ESGNOW.ID, ABU DHABI -- Para menteri energi, pemimpin industri, pemimpin perusahaan dari sekitar 144 negara dijadwalkan menghadiri sidang majelis umum ke-14 Badan Energi Terbarukan Internasional (Irena) di Abu Dhabi, Uni Emirat Arab (UEA), Rabu (17/4/2024), untuk memetakan solusi dalam peningkatan signifikan kapasitas energi terbarukan.
Direktur Jenderal Irena Francesco La Camera dalam paparan awalnya di Abu Dhabi, Selasa, sebelum pelaksanaan sidang majelis umum Irena, mengatakan transisi energi global sejauh ini terakselerasi cukup cepat, namun belum sejalan dengan target yang ditetapkan pada 2030 sebagaimana Perjanjian Paris.
Camera juga menyoroti distribusi dari energi terbarukan global, —sebagai bagian dari transisi energi—, yang tidak merata dan berdampak pada ketertinggalan negara-negara Selatan Global (Global South).
“Kita membutuhkan sebuah koreksi langkah secara global yang mendesak untuk mengatasi kesenjangan yang semakin besar ini, atau kita akan mengambil risiko atas tujuan iklim kolektif, untuk melipatgandakan kapasitas energi terbarukan pada tahun 2030, menjadi mudah untuk tidak tercapai,” ujar Camera.

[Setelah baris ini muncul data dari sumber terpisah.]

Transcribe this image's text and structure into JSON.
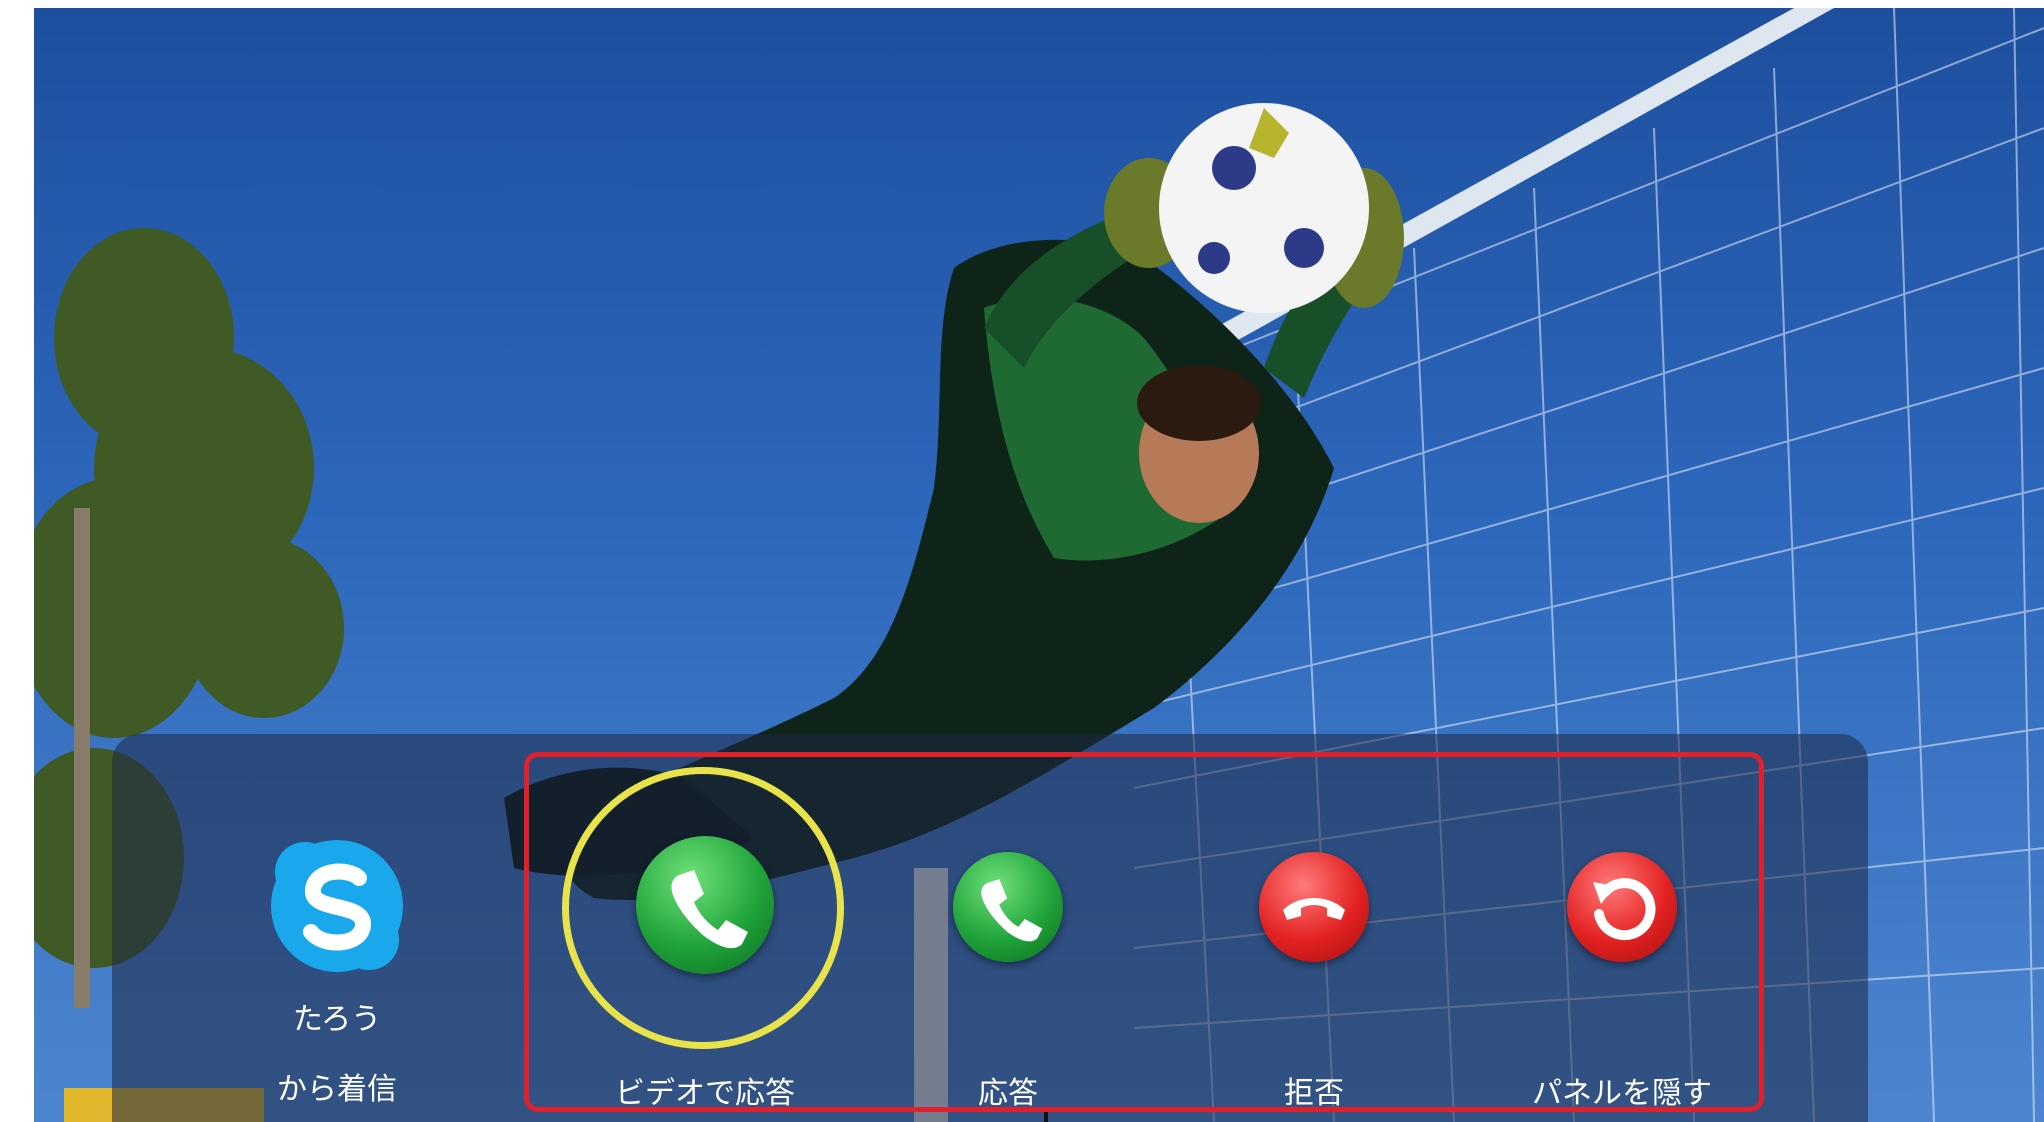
{
  "caller": {
    "app_icon": "skype-icon",
    "name": "たろう",
    "status": "から着信"
  },
  "actions": [
    {
      "id": "video-answer",
      "label": "ビデオで応答",
      "icon": "phone-icon",
      "color": "#1fa33a",
      "highlighted": true
    },
    {
      "id": "answer",
      "label": "応答",
      "icon": "phone-icon",
      "color": "#1fa33a",
      "highlighted": false
    },
    {
      "id": "reject",
      "label": "拒否",
      "icon": "hang-up-icon",
      "color": "#e32222",
      "highlighted": false
    },
    {
      "id": "hide-panel",
      "label": "パネルを隠す",
      "icon": "undo-icon",
      "color": "#e32222",
      "highlighted": false
    }
  ],
  "colors": {
    "highlight_frame": "#e0202a",
    "highlight_ring": "#e8e34a"
  }
}
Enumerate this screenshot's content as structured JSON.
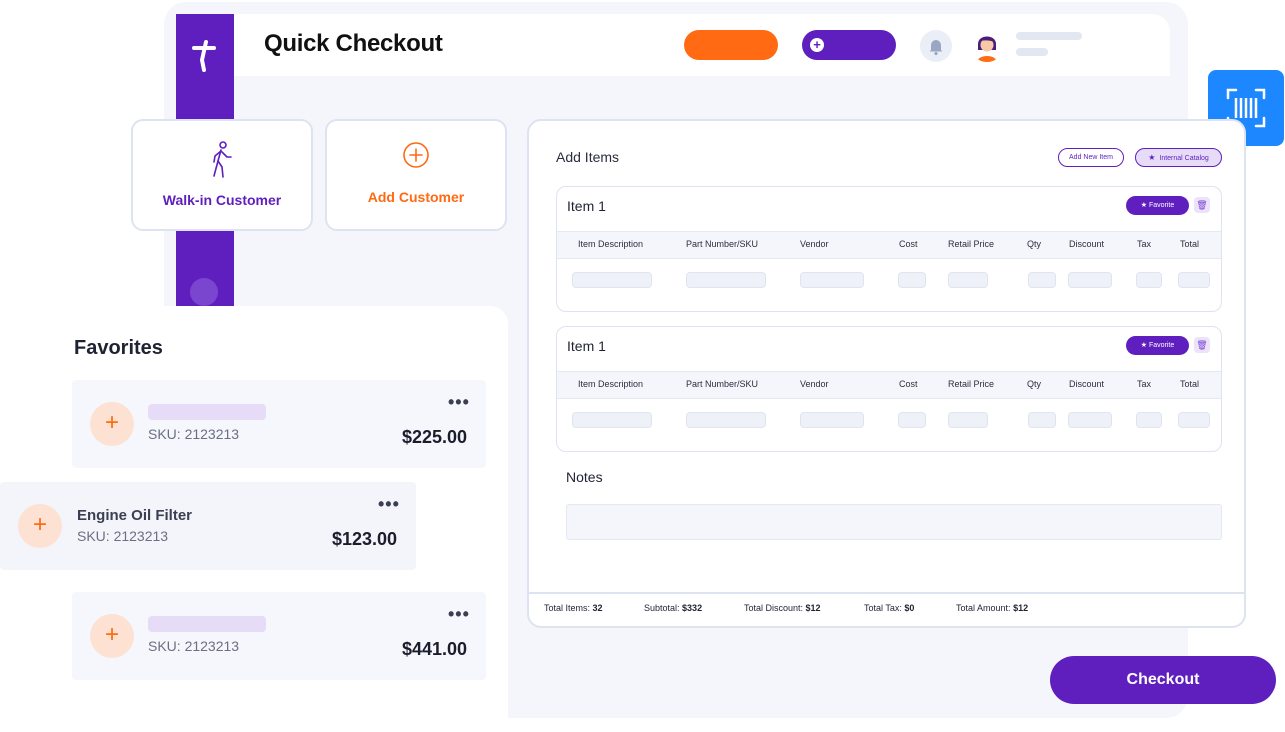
{
  "header": {
    "title": "Quick Checkout"
  },
  "customer_options": {
    "walkin_label": "Walk-in Customer",
    "add_label": "Add Customer"
  },
  "favorites": {
    "title": "Favorites",
    "items": [
      {
        "name": "",
        "sku": "SKU: 2123213",
        "price": "$225.00"
      },
      {
        "name": "Engine Oil Filter",
        "sku": "SKU: 2123213",
        "price": "$123.00"
      },
      {
        "name": "",
        "sku": "SKU: 2123213",
        "price": "$441.00"
      }
    ]
  },
  "add_items": {
    "title": "Add Items",
    "add_new_label": "Add New Item",
    "catalog_label": "Internal Catalog",
    "favorite_label": "Favorite",
    "columns": [
      "Item Description",
      "Part Number/SKU",
      "Vendor",
      "Cost",
      "Retail Price",
      "Qty",
      "Discount",
      "Tax",
      "Total"
    ],
    "items": [
      {
        "title": "Item 1"
      },
      {
        "title": "Item 1"
      }
    ],
    "notes_label": "Notes"
  },
  "totals": {
    "items_label": "Total Items:",
    "items_value": "32",
    "subtotal_label": "Subtotal:",
    "subtotal_value": "$332",
    "discount_label": "Total Discount:",
    "discount_value": "$12",
    "tax_label": "Total Tax:",
    "tax_value": "$0",
    "amount_label": "Total Amount:",
    "amount_value": "$12"
  },
  "checkout_label": "Checkout",
  "colors": {
    "brand_purple": "#5f1fbf",
    "accent_orange": "#ff6a13",
    "scan_blue": "#1d87ff"
  },
  "icons": {
    "logo": "brand-logo-icon",
    "bell": "bell-icon",
    "walkin": "walking-person-icon",
    "add": "plus-circle-icon",
    "scan": "barcode-scan-icon",
    "star": "star-icon",
    "trash": "trash-icon",
    "more": "more-dots-icon"
  }
}
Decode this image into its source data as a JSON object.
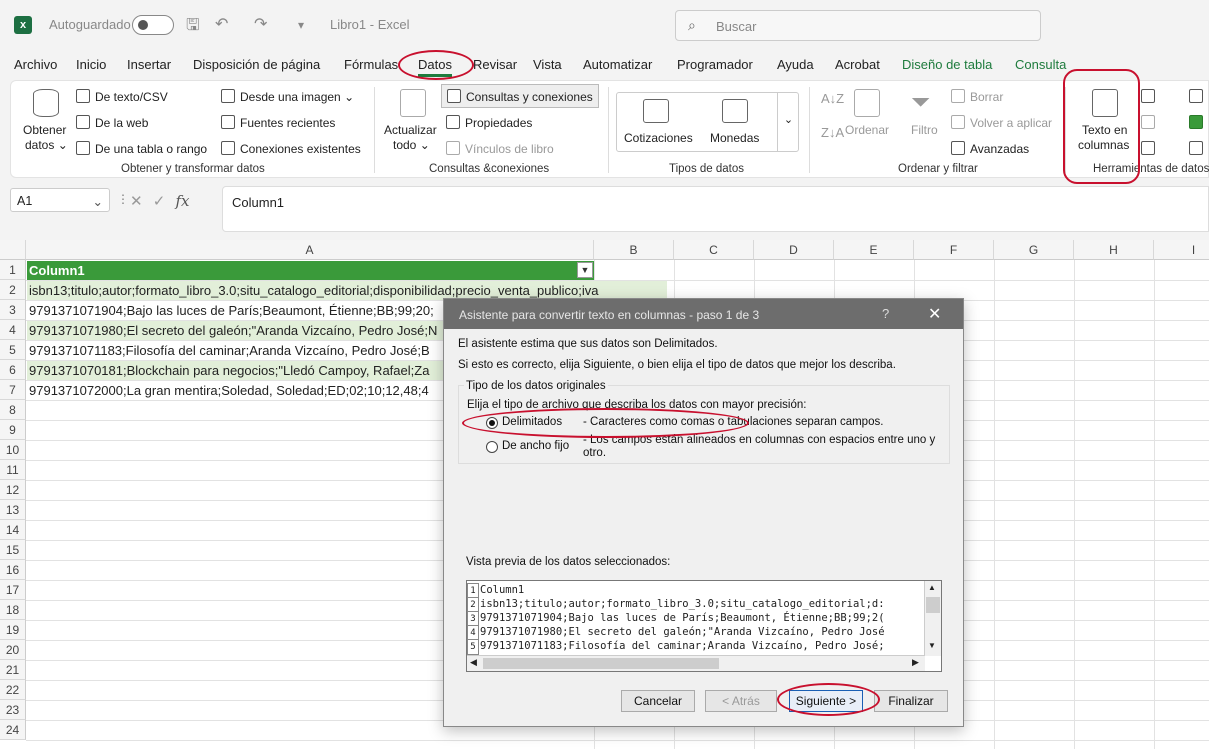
{
  "titlebar": {
    "autosave_label": "Autoguardado",
    "doc_title": "Libro1  -  Excel",
    "search_placeholder": "Buscar"
  },
  "menu": {
    "tabs": [
      "Archivo",
      "Inicio",
      "Insertar",
      "Disposición de página",
      "Fórmulas",
      "Datos",
      "Revisar",
      "Vista",
      "Automatizar",
      "Programador",
      "Ayuda",
      "Acrobat",
      "Diseño de tabla",
      "Consulta"
    ],
    "active": "Datos"
  },
  "ribbon": {
    "get_data": {
      "label1": "Obtener",
      "label2": "datos"
    },
    "from_text": "De texto/CSV",
    "from_web": "De la web",
    "from_table": "De una tabla o rango",
    "from_image": "Desde una imagen",
    "recent_sources": "Fuentes recientes",
    "existing_connections": "Conexiones existentes",
    "group1_label": "Obtener y transformar datos",
    "refresh": {
      "label1": "Actualizar",
      "label2": "todo"
    },
    "queries_connections": "Consultas y conexiones",
    "properties": "Propiedades",
    "book_links": "Vínculos de libro",
    "group2_label": "Consultas &conexiones",
    "stocks": "Cotizaciones",
    "currencies": "Monedas",
    "group3_label": "Tipos de datos",
    "sort": "Ordenar",
    "filter": "Filtro",
    "clear": "Borrar",
    "reapply": "Volver a aplicar",
    "advanced": "Avanzadas",
    "group4_label": "Ordenar y filtrar",
    "text_to_columns": {
      "label1": "Texto en",
      "label2": "columnas"
    },
    "group5_label": "Herramientas de datos"
  },
  "formula_bar": {
    "name_box": "A1",
    "fx": "fx",
    "content": "Column1"
  },
  "grid": {
    "columns": [
      "A",
      "B",
      "C",
      "D",
      "E",
      "F",
      "G",
      "H",
      "I"
    ],
    "rows": [
      "1",
      "2",
      "3",
      "4",
      "5",
      "6",
      "7",
      "8",
      "9",
      "10",
      "11",
      "12",
      "13",
      "14",
      "15",
      "16",
      "17",
      "18",
      "19",
      "20",
      "21",
      "22",
      "23",
      "24"
    ],
    "cells": [
      "Column1",
      "isbn13;titulo;autor;formato_libro_3.0;situ_catalogo_editorial;disponibilidad;precio_venta_publico;iva",
      "9791371071904;Bajo las luces de París;Beaumont, Étienne;BB;99;20;",
      "9791371071980;El secreto del galeón;\"Aranda Vizcaíno, Pedro José;N",
      "9791371071183;Filosofía del caminar;Aranda Vizcaíno, Pedro José;B",
      "9791371070181;Blockchain para negocios;\"Lledó Campoy, Rafael;Za",
      "9791371072000;La gran mentira;Soledad, Soledad;ED;02;10;12,48;4"
    ]
  },
  "dialog": {
    "title": "Asistente para convertir texto en columnas - paso 1 de 3",
    "help": "?",
    "close": "✕",
    "intro1": "El asistente estima que sus datos son Delimitados.",
    "intro2": "Si esto es correcto, elija Siguiente, o bien elija el tipo de datos que mejor los describa.",
    "group_title": "Tipo de los datos originales",
    "choose_label": "Elija el tipo de archivo que describa los datos con mayor precisión:",
    "opt_delimited": "Delimitados",
    "opt_delimited_desc": "- Caracteres como comas o tabulaciones separan campos.",
    "opt_fixed": "De ancho fijo",
    "opt_fixed_desc1": "- Los campos están alineados en columnas con espacios entre uno y",
    "opt_fixed_desc2": "otro.",
    "preview_label": "Vista previa de los datos seleccionados:",
    "preview_lines": [
      "Column1",
      "isbn13;titulo;autor;formato_libro_3.0;situ_catalogo_editorial;d:",
      "9791371071904;Bajo las luces de París;Beaumont, Étienne;BB;99;2(",
      "9791371071980;El secreto del galeón;\"Aranda Vizcaíno, Pedro José",
      "9791371071183;Filosofía del caminar;Aranda Vizcaíno, Pedro José;"
    ],
    "preview_nums": [
      "1",
      "2",
      "3",
      "4",
      "5"
    ],
    "btn_cancel": "Cancelar",
    "btn_back": "< Atrás",
    "btn_next": "Siguiente >",
    "btn_finish": "Finalizar"
  },
  "colors": {
    "excel_green": "#1e7b3d",
    "table_header": "#3a9a3a",
    "band": "#e2efd9",
    "annotation_red": "#c8102e"
  }
}
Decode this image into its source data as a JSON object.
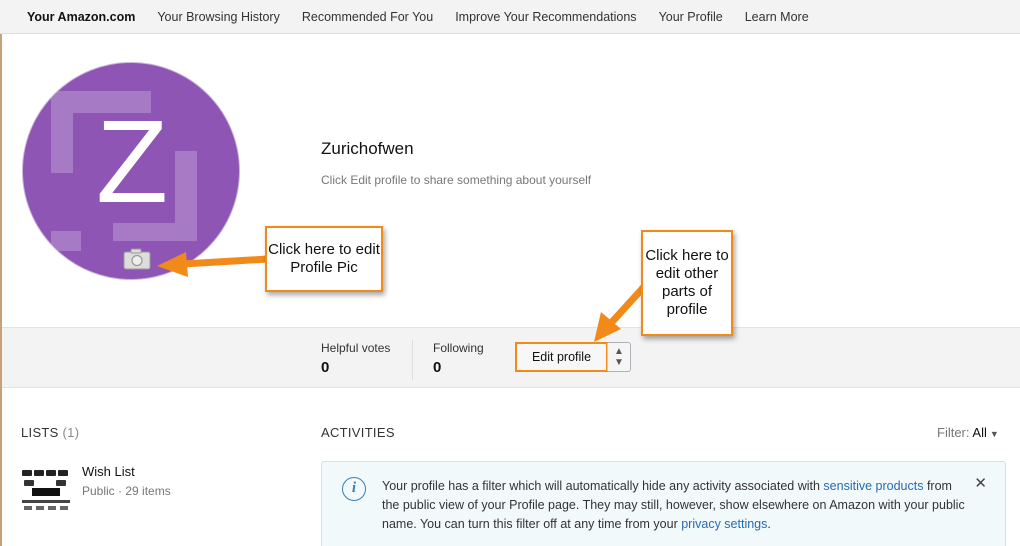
{
  "nav": {
    "items": [
      {
        "label": "Your Amazon.com"
      },
      {
        "label": "Your Browsing History"
      },
      {
        "label": "Recommended For You"
      },
      {
        "label": "Improve Your Recommendations"
      },
      {
        "label": "Your Profile"
      },
      {
        "label": "Learn More"
      }
    ]
  },
  "profile": {
    "avatar_letter": "Z",
    "avatar_color": "#8f55b5",
    "camera_icon": "camera-icon",
    "name": "Zurichofwen",
    "bio_hint": "Click Edit profile to share something about yourself"
  },
  "stats": {
    "helpful_votes_label": "Helpful votes",
    "helpful_votes_value": "0",
    "following_label": "Following",
    "following_value": "0",
    "edit_button_label": "Edit profile"
  },
  "callouts": {
    "profile_pic": "Click here to edit Profile Pic",
    "edit_other": "Click here to edit other parts of profile",
    "color": "#f28a1a"
  },
  "lists": {
    "heading": "LISTS",
    "count": "(1)",
    "items": [
      {
        "name": "Wish List",
        "meta": "Public · 29 items"
      }
    ]
  },
  "activities": {
    "heading": "ACTIVITIES",
    "filter_label": "Filter:",
    "filter_value": "All",
    "notice": {
      "text_1": "Your profile has a filter which will automatically hide any activity associated with ",
      "link_1": "sensitive products",
      "text_2": " from the public view of your Profile page. They may still, however, show elsewhere on Amazon with your public name.  You can turn this filter off at any time from your ",
      "link_2": "privacy settings",
      "text_3": ".",
      "info_icon": "i",
      "close_icon": "✕"
    }
  }
}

Berdasarkan laporan Irena per akhir Maret 2024, kapasitas energi terbarukan di dunia tumbuh pesat sepanjang 2023 seiring penambahan 473 gigawatt pada sektor pembangkitan listrik, di mana Asia menjadi penyumbang mayoritas.
Namun peningkatan itu belum cukup untuk mengejar target 7,2 terawatt energi terbarukan hingga 2030, merujuk pada dokumen Transisi Energi Outlook dari Irena. Hal itu untuk menjaga skenario kenaikan rata-rata suhu bumi tak lebih dari 1,5 derajat celsius.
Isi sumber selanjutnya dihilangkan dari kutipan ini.